Барбру утвердительно кивнула.

– Ты знаешь, кто это был? – спросила она.

– И да, и нет. Я не знаю, кто это был, но я видел его. Два раза. В первый раз в моей лавке. Потом возле церкви в Вибю. У кладбища. Это было, когда ты подошла спросить дорогу.

– Ты уверен?

– Нет, но если твое описание верно, то, возможно, это один и тот же человек. И в этом случае боюсь, что Свен Лундман может оказаться прав. В том, что у Андерса были проблемы. Большие проблемы.

– Возможно, и так, – сказала она тихо. – Но я достаточно знала Андерса, чтобы с уверенностью сказать, что он никогда не пошел бы на самоубийство. Он был совершенно другим человеком – слишком жизнелюбивым и жизнерадостным.

– Самоубийство невозможно предсказать заранее. К тому же люди чаще накладывают на себя руки, чем гибнут в автокатастрофах. Говорят также, что человек, избравший такой выход, чувствует облегчение и кажется посторонним более собранным и гармоничным, чем раньше.

– Я не знаю, что ты думаешь по этому поводу, – сказала она мягко, положив ладонь на мою руку, – но если бы ты был тогда рядом с ним, как я, то понял бы, что я имею в виду. Он был всецело и радостно поглощен делами в имении. Сначала покупка и планирование. Потом восстановление и внутренняя отделка. Мы могли часами сидеть в его кабинете и обсуждать цвет краски и всякие мелкие детали. Сравнивать, например, профили наличников по чертежам XVIII века.

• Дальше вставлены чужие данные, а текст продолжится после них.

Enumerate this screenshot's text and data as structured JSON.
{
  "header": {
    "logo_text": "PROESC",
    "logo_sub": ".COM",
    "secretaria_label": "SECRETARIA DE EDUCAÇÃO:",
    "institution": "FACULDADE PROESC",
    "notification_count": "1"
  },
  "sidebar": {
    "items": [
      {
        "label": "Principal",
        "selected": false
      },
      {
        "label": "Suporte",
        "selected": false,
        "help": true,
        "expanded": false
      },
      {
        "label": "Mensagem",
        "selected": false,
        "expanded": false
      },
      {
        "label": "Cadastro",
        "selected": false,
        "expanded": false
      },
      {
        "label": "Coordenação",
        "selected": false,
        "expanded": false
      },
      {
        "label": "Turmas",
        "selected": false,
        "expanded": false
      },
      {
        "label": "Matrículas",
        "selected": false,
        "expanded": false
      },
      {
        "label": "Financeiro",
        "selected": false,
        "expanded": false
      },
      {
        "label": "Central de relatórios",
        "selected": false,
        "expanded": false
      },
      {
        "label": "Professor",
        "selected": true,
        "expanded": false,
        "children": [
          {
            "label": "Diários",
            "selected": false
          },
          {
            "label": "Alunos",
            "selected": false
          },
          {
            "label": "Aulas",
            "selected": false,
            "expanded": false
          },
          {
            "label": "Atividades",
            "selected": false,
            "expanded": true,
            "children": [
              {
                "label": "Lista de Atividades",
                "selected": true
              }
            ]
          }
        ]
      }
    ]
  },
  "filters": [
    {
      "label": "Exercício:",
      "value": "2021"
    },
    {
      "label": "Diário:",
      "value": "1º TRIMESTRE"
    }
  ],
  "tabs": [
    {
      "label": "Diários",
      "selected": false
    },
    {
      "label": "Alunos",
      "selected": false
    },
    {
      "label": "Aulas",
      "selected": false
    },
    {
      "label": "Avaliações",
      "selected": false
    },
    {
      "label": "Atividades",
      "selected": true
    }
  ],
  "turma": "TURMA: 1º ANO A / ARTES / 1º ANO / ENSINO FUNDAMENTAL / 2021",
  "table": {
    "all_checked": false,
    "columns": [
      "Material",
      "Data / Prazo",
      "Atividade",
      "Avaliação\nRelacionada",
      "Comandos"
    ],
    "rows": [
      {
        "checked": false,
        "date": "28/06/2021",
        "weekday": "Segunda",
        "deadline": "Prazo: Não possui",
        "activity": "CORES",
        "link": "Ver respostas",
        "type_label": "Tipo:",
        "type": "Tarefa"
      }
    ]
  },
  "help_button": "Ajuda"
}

Он не вылезал из наших запасников, изучая старинные ткани и обивочные материалы, объезжал стройки, где сносили старые дома, в поисках старинных кафельных печей. Честно говоря, мне кажется, что, если бы Бакка сгорела, он переживал бы это гораздо сильнее, чем если бы не получил поста директора музея. Так что эту версию о самоубийстве я никак не могу принять.

– Тебе и не нужно этого делать. Это была просто идея Свена. А ты не знаешь, откуда у Андерса появились такие деньги?

– Нет, не знаю. Он что-то говорил о двух картинах Кандинского. Но я их никогда не видела, так что не знаю даже, существовали ли они на самом деле. Потому что в этом случае он показал бы их мне. Мы, несмотря… ни на что… – у нее появились на глазах слезы.

Я попытался сделать вид, что не замечаю этого, но она и не скрывала слез. В конце концов я достал и протянул ей носовой платок, который она взяла со слабой улыбкой благодарности.

– Ты мой придворный поставщик носовых платков, – сказала она, успокоившись. – Один я уже получила у тебя дома. Я их постираю, выглажу и верну тебе.

– Забудь об этом. Поплачь, станет легче. Да, у Андерса всегда были финансовые сложности. Дома в Бакке, когда он был ребенком, денег было в обрез, не лучше было и в студенческие годы в Упсале. Ему приходилось перебиваться от кредита до кредита, и я помню, что у него за студенческие годы образовались довольно большие долги.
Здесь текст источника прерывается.